The effectiveness of the proposed technique is evaluated using two publicly available benchmark static hand gesture datasets. Detailed information on the datasets is provided in the following subsections.

4.1.1. Massey University (MU) Dataset

The MU dataset [37] comprises of a total 2515 color ASL static hand gesture images collected by five users. This dataset consists of 36 static ASL gesture poses (10 ASL digit signs 0–9 and 26 ASL alphabet signs A–Z) with illumination variations in five different angles such as top, bottom, left, right and diffuse. The other challenges in this dataset are rotation, scale, and the hand shapes of users. Since, in this work, our objective is to recognize the ASL gesture poses, we used this dataset to test the gesture recognition performance using our proposed technique.
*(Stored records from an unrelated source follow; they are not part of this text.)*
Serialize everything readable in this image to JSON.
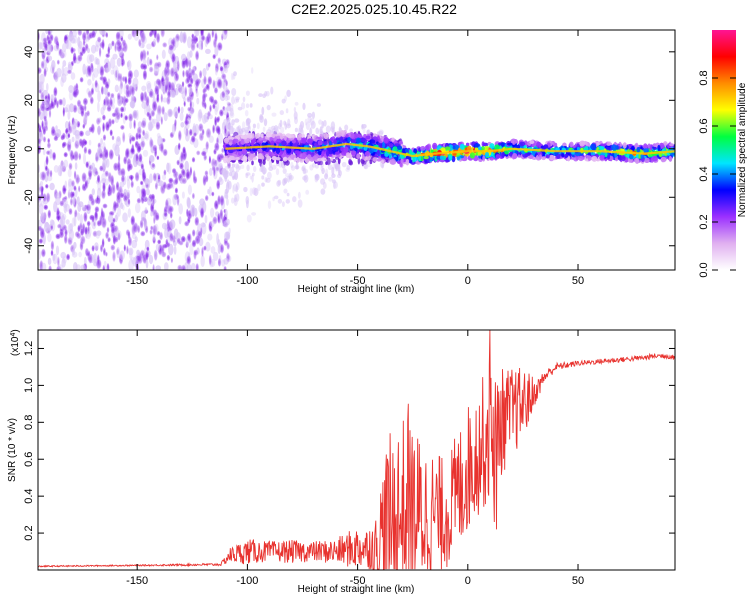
{
  "title": "C2E2.2025.025.10.45.R22",
  "colors": {
    "snr_line": "#e8322e",
    "axis": "#000000",
    "noise_blob": "#8a2be2",
    "noise_light": "#d8c4f7"
  },
  "chart_data": [
    {
      "type": "heatmap",
      "name": "spectrogram",
      "xlabel": "Height of straight line (km)",
      "ylabel": "Frequency (Hz)",
      "xlim": [
        -195,
        94
      ],
      "ylim": [
        -50,
        49
      ],
      "xticks": [
        -150,
        -100,
        -50,
        0,
        50
      ],
      "xtick_labels": [
        "-150",
        "-100",
        "-50",
        "0",
        "50"
      ],
      "yticks": [
        -40,
        -20,
        0,
        20,
        40
      ],
      "ytick_labels": [
        "-40",
        "-20",
        "0",
        "20",
        "40"
      ],
      "colorbar": {
        "label": "Normalized spectral amplitude",
        "range": [
          0,
          1
        ],
        "ticks": [
          0,
          0.2,
          0.4,
          0.6,
          0.8
        ],
        "tick_labels": [
          "0.0",
          "0.2",
          "0.4",
          "0.6",
          "0.8"
        ],
        "colormap": [
          "#ffffff",
          "#e0b0f0",
          "#9b30ff",
          "#0000ff",
          "#00e5ff",
          "#00ff40",
          "#ffff00",
          "#ff8c00",
          "#ff0000",
          "#ff1493"
        ]
      },
      "regions": [
        {
          "x_range": [
            -195,
            -110
          ],
          "desc": "broadband noise",
          "freq_range": [
            -50,
            49
          ],
          "amplitude": 0.15
        },
        {
          "x_range": [
            -110,
            -30
          ],
          "desc": "noise concentrating toward 0 Hz",
          "amplitude": 0.25
        }
      ],
      "ridge": {
        "name": "signal ridge",
        "x": [
          -110,
          -90,
          -70,
          -55,
          -45,
          -35,
          -25,
          -15,
          0,
          10,
          20,
          40,
          60,
          80,
          94
        ],
        "frequency": [
          0,
          1,
          0,
          2,
          1,
          -1,
          -3,
          -2,
          -1,
          -1,
          0,
          -1,
          -1,
          -2,
          -1
        ],
        "amplitude": [
          0.3,
          0.35,
          0.4,
          0.45,
          0.5,
          0.55,
          0.7,
          0.9,
          0.9,
          0.85,
          0.6,
          0.5,
          0.6,
          0.75,
          0.6
        ]
      }
    },
    {
      "type": "line",
      "name": "snr",
      "xlabel": "Height of straight line (km)",
      "ylabel": "SNR (10 * v/v)",
      "y_multiplier": "(x10",
      "y_multiplier_exp": "4",
      "xlim": [
        -195,
        94
      ],
      "ylim": [
        0,
        1.3
      ],
      "xticks": [
        -150,
        -100,
        -50,
        0,
        50
      ],
      "xtick_labels": [
        "-150",
        "-100",
        "-50",
        "0",
        "50"
      ],
      "yticks": [
        0.2,
        0.4,
        0.6,
        0.8,
        1.0,
        1.2
      ],
      "ytick_labels": [
        "0.2",
        "0.4",
        "0.6",
        "0.8",
        "1.0",
        "1.2"
      ],
      "series": [
        {
          "name": "SNR",
          "x": [
            -195,
            -150,
            -112,
            -108,
            -100,
            -90,
            -80,
            -70,
            -60,
            -50,
            -42,
            -38,
            -35,
            -30,
            -25,
            -20,
            -15,
            -10,
            -5,
            0,
            5,
            10,
            15,
            20,
            25,
            30,
            35,
            40,
            50,
            60,
            70,
            80,
            85,
            90,
            94
          ],
          "y_baseline": [
            0.02,
            0.025,
            0.03,
            0.08,
            0.1,
            0.1,
            0.1,
            0.1,
            0.1,
            0.12,
            0.12,
            0.2,
            0.25,
            0.3,
            0.3,
            0.3,
            0.3,
            0.3,
            0.4,
            0.55,
            0.65,
            0.75,
            0.8,
            0.85,
            0.9,
            0.95,
            1.05,
            1.1,
            1.12,
            1.13,
            1.14,
            1.15,
            1.16,
            1.16,
            1.15
          ],
          "y_amplitude": [
            0.005,
            0.005,
            0.01,
            0.06,
            0.1,
            0.08,
            0.09,
            0.08,
            0.1,
            0.17,
            0.15,
            0.45,
            0.5,
            0.55,
            0.5,
            0.4,
            0.35,
            0.3,
            0.35,
            0.35,
            0.35,
            0.4,
            0.3,
            0.25,
            0.2,
            0.1,
            0.05,
            0.03,
            0.02,
            0.02,
            0.02,
            0.02,
            0.02,
            0.02,
            0.02
          ],
          "peaks": [
            {
              "x": -27,
              "y": 0.9
            },
            {
              "x": 10,
              "y": 1.3
            },
            {
              "x": 12,
              "y": 0.26
            },
            {
              "x": 13,
              "y": 0.22
            }
          ]
        }
      ]
    }
  ]
}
4.1.2. HUST American Sign Language (HUST-ASL) Dataset

The HUST-ASL dataset [9] is developed using a Microsoft Kinect camera and contains a total of 5440 static hand gesture samples of color images and their corresponding depth maps. Thirty-four gesture poses of the dataset include 24 ASL alphabet sign (except ‘j’ and ‘z’) and 10 ASL digits (0 to 9). Each gesture sample in a class is repeated 16 times, and 10 subjects are used for the development of dataset. This dataset is more challenging due to complex background, human noises and some gesture samples are collected by rotating their wrist or elbows to a certain degree of rotation.
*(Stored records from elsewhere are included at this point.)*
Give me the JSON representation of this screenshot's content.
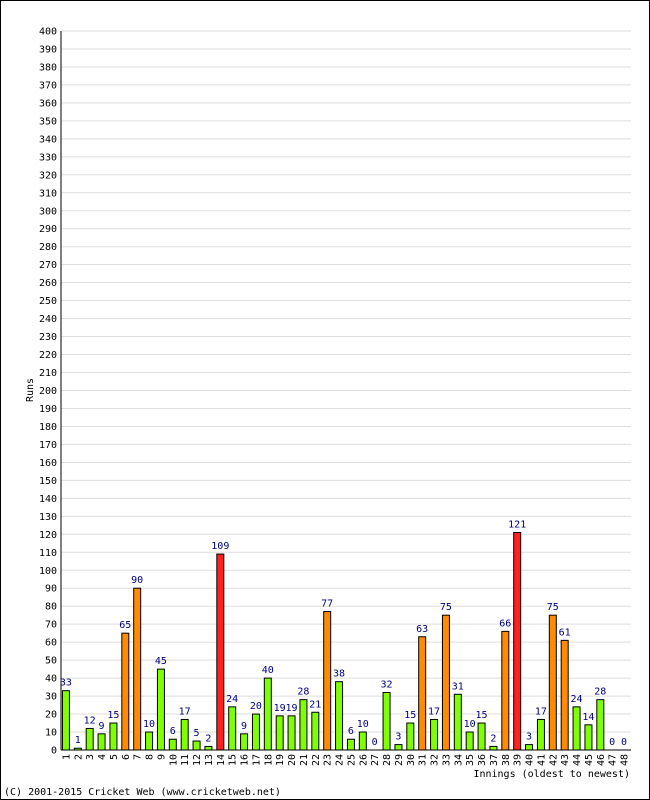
{
  "chart_data": {
    "type": "bar",
    "xlabel": "Innings (oldest to newest)",
    "ylabel": "Runs",
    "ylim": [
      0,
      400
    ],
    "ytick_step": 10,
    "grid": true,
    "categories": [
      "1",
      "2",
      "3",
      "4",
      "5",
      "6",
      "7",
      "8",
      "9",
      "10",
      "11",
      "12",
      "13",
      "14",
      "15",
      "16",
      "17",
      "18",
      "19",
      "20",
      "21",
      "22",
      "23",
      "24",
      "25",
      "26",
      "27",
      "28",
      "29",
      "30",
      "31",
      "32",
      "33",
      "34",
      "35",
      "36",
      "37",
      "38",
      "39",
      "40",
      "41",
      "42",
      "43",
      "44",
      "45",
      "46",
      "47",
      "48"
    ],
    "values": [
      33,
      1,
      12,
      9,
      15,
      65,
      90,
      10,
      45,
      6,
      17,
      5,
      2,
      109,
      24,
      9,
      20,
      40,
      19,
      19,
      28,
      21,
      77,
      38,
      6,
      10,
      0,
      32,
      3,
      15,
      63,
      17,
      75,
      31,
      10,
      15,
      2,
      66,
      121,
      3,
      17,
      75,
      61,
      24,
      14,
      28,
      0,
      0
    ],
    "colors": {
      "under_50": "#7fff00",
      "fifty": "#ff8c00",
      "hundred": "#ff2020",
      "label": "#000080",
      "grid": "#dddddd"
    },
    "footer": "(C) 2001-2015 Cricket Web (www.cricketweb.net)"
  }
}
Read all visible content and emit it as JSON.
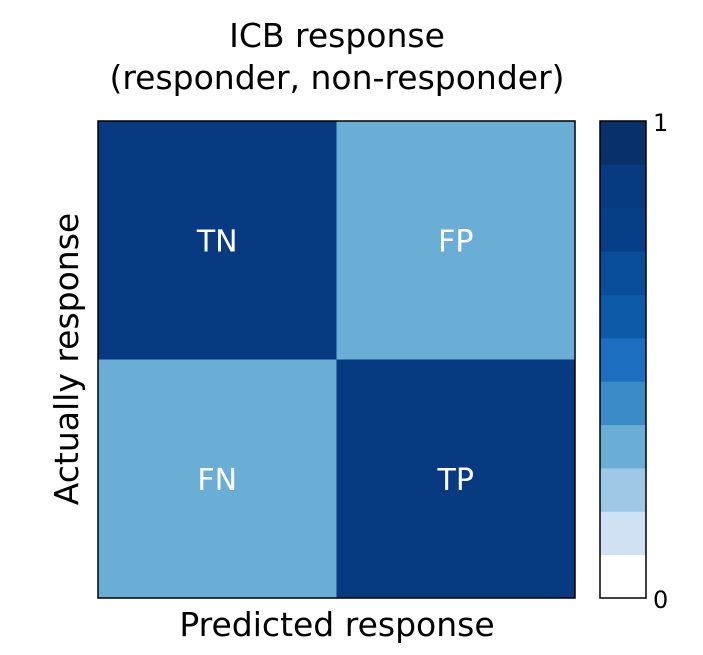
{
  "chart_data": {
    "type": "heatmap",
    "title_line1": "ICB response",
    "title_line2": "(responder, non-responder)",
    "xlabel": "Predicted response",
    "ylabel": "Actually response",
    "cells": [
      {
        "label": "TN",
        "row": 0,
        "col": 0,
        "value": 0.82
      },
      {
        "label": "FP",
        "row": 0,
        "col": 1,
        "value": 0.3
      },
      {
        "label": "FN",
        "row": 1,
        "col": 0,
        "value": 0.3
      },
      {
        "label": "TP",
        "row": 1,
        "col": 1,
        "value": 0.82
      }
    ],
    "colorbar": {
      "min_label": "0",
      "max_label": "1",
      "range": [
        0,
        1
      ],
      "colors": [
        "#ffffff",
        "#cfe1f2",
        "#9ec8e5",
        "#6aaed6",
        "#3a8cc9",
        "#1c6fc0",
        "#0b5aa8",
        "#084d9a",
        "#063f88",
        "#073a80",
        "#08306b"
      ]
    },
    "grid": false,
    "legend": "colorbar-right"
  }
}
4.2. Data Analysis Using Validation Technique

Two cross-validation (CV) methods [9], leave-one-subject-out (LOO) CV and regular CV, are used in the experiment. The LOO CV test is a user-independent CV technique. In this technique, the trained model is developed using

U - 1

user gesture images, where U is the total number of users in the dataset, and the model is tested using the remaining users’ gesture images. This test is repeated U times to obtain the performance in mean accuracy. In a regular CV test, the total gesture images in a dataset are randomly divided into 50–50% as training and testing images. The model is trained using the training gesture samples and tested using the test images to obtain accuracy. This process is repeated ten times and the result is found in mean accuracy.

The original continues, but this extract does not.